Always buy organic garlic when possible
When buying garlic, make sure the bulbs are dry with plenty of papery covering. If any green shoots are present, the garlic is old and its valuable compounds have degraded. Garlic sold in traditional outlets has been chemically treated to keep it from sprouting, so technically it is no longer a live food. Always buy organic garlic when possible.
The stronger the taste of the garlic, the more sulfur content it has and therefore the greater are the medicinal benefits. Organic garlic tends to have a stronger but finer flavor than conventionally produced garlic, suggesting a higher sulfur content.

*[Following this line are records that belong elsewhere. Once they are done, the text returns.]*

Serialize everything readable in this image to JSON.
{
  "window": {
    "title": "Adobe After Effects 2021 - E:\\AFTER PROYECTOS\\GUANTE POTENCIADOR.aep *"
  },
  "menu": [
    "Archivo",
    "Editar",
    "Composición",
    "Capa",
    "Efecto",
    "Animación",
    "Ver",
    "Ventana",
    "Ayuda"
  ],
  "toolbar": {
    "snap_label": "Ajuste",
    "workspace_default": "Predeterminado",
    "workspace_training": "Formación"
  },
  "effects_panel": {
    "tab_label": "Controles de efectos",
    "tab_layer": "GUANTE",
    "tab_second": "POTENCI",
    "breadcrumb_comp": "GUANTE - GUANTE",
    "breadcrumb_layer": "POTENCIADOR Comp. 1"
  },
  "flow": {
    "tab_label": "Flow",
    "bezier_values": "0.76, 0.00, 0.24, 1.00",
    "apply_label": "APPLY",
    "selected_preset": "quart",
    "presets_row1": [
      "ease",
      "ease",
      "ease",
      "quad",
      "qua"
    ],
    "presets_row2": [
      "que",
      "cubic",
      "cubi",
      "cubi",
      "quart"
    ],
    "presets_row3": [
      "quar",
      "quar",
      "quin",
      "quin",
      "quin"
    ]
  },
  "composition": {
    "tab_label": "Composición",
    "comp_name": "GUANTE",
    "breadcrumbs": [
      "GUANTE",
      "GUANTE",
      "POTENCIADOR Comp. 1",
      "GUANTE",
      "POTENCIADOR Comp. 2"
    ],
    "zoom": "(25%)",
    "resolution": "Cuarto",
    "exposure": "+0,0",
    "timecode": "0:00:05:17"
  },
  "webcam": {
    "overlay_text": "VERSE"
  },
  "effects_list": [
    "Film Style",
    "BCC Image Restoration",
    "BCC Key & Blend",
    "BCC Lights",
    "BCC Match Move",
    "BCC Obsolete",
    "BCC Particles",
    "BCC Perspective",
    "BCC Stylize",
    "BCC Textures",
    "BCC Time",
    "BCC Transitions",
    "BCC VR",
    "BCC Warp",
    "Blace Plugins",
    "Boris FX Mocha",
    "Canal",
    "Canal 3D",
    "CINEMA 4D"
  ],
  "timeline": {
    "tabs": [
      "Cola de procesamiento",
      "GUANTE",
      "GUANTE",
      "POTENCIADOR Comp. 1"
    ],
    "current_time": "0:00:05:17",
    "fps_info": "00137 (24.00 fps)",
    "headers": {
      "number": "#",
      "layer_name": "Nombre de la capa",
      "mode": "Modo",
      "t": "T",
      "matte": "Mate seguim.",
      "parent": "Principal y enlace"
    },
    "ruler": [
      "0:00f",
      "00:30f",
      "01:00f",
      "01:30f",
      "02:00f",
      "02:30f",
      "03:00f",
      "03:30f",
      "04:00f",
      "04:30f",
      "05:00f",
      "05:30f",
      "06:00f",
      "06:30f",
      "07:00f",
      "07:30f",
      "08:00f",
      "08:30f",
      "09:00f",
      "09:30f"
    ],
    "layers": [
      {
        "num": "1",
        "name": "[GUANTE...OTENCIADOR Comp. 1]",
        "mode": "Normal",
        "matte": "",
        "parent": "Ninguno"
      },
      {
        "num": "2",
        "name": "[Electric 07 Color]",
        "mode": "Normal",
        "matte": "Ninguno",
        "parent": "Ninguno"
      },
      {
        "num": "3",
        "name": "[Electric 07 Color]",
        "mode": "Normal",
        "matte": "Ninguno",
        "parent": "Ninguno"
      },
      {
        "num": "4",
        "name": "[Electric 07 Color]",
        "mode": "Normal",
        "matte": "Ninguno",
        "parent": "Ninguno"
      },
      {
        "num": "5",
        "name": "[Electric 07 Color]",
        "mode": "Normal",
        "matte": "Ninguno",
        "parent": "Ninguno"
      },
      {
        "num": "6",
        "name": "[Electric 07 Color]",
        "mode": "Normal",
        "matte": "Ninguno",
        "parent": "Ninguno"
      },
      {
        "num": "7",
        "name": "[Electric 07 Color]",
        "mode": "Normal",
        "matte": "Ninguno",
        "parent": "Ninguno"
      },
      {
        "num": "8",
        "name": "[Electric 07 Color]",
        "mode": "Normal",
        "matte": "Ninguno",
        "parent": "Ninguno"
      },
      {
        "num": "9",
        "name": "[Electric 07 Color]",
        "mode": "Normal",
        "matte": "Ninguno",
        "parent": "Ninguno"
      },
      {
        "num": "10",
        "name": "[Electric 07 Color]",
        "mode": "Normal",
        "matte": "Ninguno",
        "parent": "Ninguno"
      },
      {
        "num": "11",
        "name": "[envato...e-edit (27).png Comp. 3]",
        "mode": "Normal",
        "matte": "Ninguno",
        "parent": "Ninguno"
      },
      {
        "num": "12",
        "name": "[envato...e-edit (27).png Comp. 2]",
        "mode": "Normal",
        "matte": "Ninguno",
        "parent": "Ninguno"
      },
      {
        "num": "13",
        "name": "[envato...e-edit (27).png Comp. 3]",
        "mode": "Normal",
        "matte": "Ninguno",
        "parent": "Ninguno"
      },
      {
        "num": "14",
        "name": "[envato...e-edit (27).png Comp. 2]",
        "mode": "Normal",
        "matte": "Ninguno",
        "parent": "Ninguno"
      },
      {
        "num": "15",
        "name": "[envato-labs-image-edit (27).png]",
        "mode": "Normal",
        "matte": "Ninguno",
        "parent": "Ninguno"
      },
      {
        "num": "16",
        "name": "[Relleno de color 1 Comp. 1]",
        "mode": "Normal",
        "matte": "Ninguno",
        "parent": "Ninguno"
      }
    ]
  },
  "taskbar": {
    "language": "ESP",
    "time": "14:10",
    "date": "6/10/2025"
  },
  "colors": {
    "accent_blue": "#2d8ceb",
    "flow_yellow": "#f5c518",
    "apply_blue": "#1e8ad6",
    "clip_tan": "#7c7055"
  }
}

Supplements are another way to get garlic's benefits
Many people who do not like the taste of garlic or who do not do much cooking rely on garlic supplements. Aged garlic extract is reported to have many of the benefits found in raw garlic, including liver protection, immune-enhancement, and cancer blocking actions. It also exhibits potent antioxidant activities.
As the name implies, the extract is aged for up to twenty months. Over this time period the harsh and irritating compounds in garlic are converted naturally into stable and safe sulfur compounds. Aged garlic extract contains primarily water-soluble sulfur compounds as well as a smaller amount of a variety of oil-soluble sulfur compounds. Aged garlic extract has been found safe in toxicological studies.